Each diffusion path for an oxygen atom (red) moving across a graphene ring composed of carbon
atoms (gray ) is considered a “distortion” and is indexed by a unique “distortion symmetry group”
indicated below each image. The symmetry group contains all the essential information about the
properties of the material system as the diffusion occurs, including the ability to help determine the
minimum energy pathway. In this case, the minimum energy pathway is when oxygen moves
around the ring (right image) rather than across it (left image). Image: Penn State
(November 17, 2015) A new symmetry operation developed by Penn State researchers has the potential to speed up the search for new advanced materials that range from tougher steels to new types of electronic, magnetic, and thermal materials. With further developments, this technique could also impact the field of computational materials design.
"In the physical sciences, making measurements can be time consuming and so you don't want to make unnecessary ones," said Venkat Gopalan, professor of materials science and engineering. "This is true for any material property -- mechanical, electrical, optical, magnetic, thermal or any other. Knowing the symmetry group of a material can greatly reduce the number of measurements you have to make. "

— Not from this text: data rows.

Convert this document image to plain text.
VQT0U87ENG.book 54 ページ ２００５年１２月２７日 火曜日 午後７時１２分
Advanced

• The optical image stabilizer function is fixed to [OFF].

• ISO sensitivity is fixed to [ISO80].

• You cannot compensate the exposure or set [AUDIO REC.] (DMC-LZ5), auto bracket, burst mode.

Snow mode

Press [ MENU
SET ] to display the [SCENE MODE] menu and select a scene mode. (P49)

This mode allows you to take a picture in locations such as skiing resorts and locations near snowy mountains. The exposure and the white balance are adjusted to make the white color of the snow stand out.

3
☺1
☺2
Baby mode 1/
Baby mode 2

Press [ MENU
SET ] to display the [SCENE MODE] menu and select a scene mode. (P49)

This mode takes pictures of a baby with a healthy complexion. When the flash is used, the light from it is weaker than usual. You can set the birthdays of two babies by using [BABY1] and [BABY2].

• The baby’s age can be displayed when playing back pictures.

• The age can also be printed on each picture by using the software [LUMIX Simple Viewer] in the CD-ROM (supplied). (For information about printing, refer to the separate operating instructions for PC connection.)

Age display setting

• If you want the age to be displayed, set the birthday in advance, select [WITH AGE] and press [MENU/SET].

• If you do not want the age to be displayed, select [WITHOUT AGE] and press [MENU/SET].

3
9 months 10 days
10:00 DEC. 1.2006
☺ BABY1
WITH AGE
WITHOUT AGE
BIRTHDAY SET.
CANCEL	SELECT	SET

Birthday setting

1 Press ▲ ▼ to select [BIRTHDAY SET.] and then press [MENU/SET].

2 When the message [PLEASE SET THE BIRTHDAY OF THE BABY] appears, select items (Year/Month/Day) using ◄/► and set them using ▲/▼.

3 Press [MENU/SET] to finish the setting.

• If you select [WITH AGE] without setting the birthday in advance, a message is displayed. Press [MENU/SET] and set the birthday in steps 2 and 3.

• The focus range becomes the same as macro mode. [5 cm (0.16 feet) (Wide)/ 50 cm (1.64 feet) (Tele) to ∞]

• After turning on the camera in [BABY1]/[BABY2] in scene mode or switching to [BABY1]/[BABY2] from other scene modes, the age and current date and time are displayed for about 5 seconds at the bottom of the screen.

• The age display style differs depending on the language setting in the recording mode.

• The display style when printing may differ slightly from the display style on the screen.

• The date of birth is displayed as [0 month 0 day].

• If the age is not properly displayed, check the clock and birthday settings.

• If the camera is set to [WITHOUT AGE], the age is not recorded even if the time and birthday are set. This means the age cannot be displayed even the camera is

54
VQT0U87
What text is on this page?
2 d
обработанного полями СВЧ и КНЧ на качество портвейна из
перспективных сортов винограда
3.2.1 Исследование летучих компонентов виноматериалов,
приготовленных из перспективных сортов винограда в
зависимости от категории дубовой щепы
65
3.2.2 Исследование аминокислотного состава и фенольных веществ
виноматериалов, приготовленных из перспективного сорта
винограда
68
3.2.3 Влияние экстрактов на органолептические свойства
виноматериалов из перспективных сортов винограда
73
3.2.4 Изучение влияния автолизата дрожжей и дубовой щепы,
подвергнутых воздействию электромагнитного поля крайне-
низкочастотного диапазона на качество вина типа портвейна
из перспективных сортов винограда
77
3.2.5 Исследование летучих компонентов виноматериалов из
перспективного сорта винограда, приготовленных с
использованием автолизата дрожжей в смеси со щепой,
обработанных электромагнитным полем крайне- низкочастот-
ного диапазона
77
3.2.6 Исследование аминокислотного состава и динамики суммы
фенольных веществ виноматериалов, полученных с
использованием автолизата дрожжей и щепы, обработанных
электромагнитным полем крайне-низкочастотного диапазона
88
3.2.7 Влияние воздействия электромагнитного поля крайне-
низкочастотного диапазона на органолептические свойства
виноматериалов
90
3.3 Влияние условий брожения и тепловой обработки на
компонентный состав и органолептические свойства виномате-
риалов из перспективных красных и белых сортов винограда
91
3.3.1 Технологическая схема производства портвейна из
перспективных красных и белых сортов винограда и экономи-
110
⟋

Symmetry is pervasive throughout the physical universe and underlies the basic laws of physics. Gopalan gives a simple but scientifically accurate definition. "Symmetry is when doing something looks like doing nothing."
A circle has perfect symmetry, because if you rotate it by any number of degrees, it will look the same. Similarly, rotating a hexagon by sixty degrees leaves it exactly the same, but rotating it by a different amount does not. Anything that can be done that leaves an object looking the same is a symmetry operation.
In crystals, atoms are arranged in symmetrical patterns, like a cube of salt or a crystal of sugar or quartz. Symmetry groups tell scientists in how many different ways atoms can arrange in repeating patterns. If they know which symmetry group a material falls into, they already know a great deal about the properties -- mechanical, thermal, electrical and so forth – that material will have. There are precisely 230 groups that explain how atoms can be arranged in space. These are symmetry "boxes" a material will fit into. If scientists are looking for a material with a certain property, such as the ability to be electrically polarized, they can look at materials only in that symmetry box and ignore all the boxes that cannot possibly contain polar materials.